How The Hell Do We Get Out Of Here??

When I first became disabled, it took some time to get socially adjusted. Before going out somewhere, I had to consider scenarios I never had to before.

Does the location I’m going to have steps? If so, do they have a wheelchair ramp? I know they have an escalator, but do they have an elevator?

I’m a big fan of movies. A good movie can tell a story so well you feel as if you are a character within it. And storytelling is something I enjoy on the telling end and the listening end.

Sometime in the first year I was injured, my sister and I went to the movies for a Sunday matinee. When we arrived, the mall the movie theater was in was open. When the movie was over, however, the mall was closed. It was Sunday, so it closed earlier than usual.

This posed a problem. We had parked on the opposite end of the mall from where the theaters were because we did some shopping before the movie.

There was an exit available for people leaving the theater after mall hours, but we couldn’t use it because it was too far away from our car.

We were literally parked on the other side of a very large mall. Walking around the mall via the parking lot would have been extremely long but possible.

With my wheelchair, however, we were in trouble. Parts of the parking lot had landscaped areas my wheelchair simply couldn’t get through.

We snuck through the security barricade, meant to stop people leaving the theater from wandering the empty mall and began wandering the empty mall! We were looking for a way out.

Every single store was closed. Even the anchor stores like JCPenney, Sears and Macys were locked up like Fort Knox. We were simply looking for an exit, closer to the car. It was looking as if we were screwed.

We decided to walk back to the theater exit. My sister would have to take the long walk to the car alone and drive it to the entrance where I would be.

We had to walk the entire length of the mall inside again.  Just when we were approaching the hallway to the movie theaters, we encountered a gate, floor to ceiling.  It was late enough that the theater area was now closed.

In the beginning of all this, we were hoping to not meet up with a security guard. Now, we prayed for one.  We didn’t care about getting in trouble… We just wanted out!

We started wandering back through the mall, looking for any type of exit, or something that looked like it could lead to an exit.

Toward the end of the mall, on the opposite end of the theaters, we came across a hallway. I had noticed it before, but thought it led to public bathrooms or mall offices.  We walked down it to investigate.

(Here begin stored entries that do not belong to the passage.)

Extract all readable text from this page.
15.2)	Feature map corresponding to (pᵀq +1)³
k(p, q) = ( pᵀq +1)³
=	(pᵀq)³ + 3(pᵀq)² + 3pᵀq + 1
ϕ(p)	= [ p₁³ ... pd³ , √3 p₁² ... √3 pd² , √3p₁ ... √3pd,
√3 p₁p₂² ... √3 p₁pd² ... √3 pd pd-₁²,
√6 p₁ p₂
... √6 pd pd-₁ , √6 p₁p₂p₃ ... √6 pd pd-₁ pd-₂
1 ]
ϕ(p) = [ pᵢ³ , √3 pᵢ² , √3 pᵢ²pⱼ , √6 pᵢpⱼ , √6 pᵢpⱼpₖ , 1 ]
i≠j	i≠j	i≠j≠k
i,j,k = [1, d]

We came upon a freight elevator. It was huge. But as best we could figure, if it opened to the parking lot, we would be able to get to our car.

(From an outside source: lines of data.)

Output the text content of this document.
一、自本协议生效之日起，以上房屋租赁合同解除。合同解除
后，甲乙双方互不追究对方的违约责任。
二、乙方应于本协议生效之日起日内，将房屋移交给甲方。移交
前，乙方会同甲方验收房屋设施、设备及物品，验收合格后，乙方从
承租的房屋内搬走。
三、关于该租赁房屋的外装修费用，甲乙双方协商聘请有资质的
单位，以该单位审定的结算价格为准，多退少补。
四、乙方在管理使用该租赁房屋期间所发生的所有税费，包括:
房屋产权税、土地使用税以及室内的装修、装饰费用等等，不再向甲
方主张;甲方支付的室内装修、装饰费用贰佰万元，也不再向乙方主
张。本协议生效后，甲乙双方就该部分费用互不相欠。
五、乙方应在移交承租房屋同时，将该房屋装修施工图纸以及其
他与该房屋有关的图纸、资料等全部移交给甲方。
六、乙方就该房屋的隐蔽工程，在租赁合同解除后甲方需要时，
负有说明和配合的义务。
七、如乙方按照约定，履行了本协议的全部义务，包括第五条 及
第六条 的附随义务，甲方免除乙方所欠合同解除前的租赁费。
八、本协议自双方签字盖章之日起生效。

We looked at each other and hit the silver button next to the door. I was shocked when it opened. It was completely filthy, and you could have easily fit a few cars in it.  But it was a possible way out.

We got in. Before we pushed the button to close the door, it occurred to us we could possibly get stuck in here, or worse.  We had no idea how often the freight elevator was used or if it went to a basement or storage area of the mall, dark and dirty, just like the ghastly thing we were in.

We closed the door and pushed the only other button there was. We held our breath as the massive elevator started moving. It was so big, I couldn’t tell if we were going up or down. Due to the location we thought we were in, we prayed for down.

It stopped and the doors opened to outside. In the empty parking lot, we could see our car.  It was a long walk away, but it was a flat one. Hallelujah!

If you have a disability or a special need of any kind, a little planning goes a long way.  I’m all for spontaneity, but I also don’t relish having to use a freight elevator littered with banana peels and industrial garbage bags to leave the movies.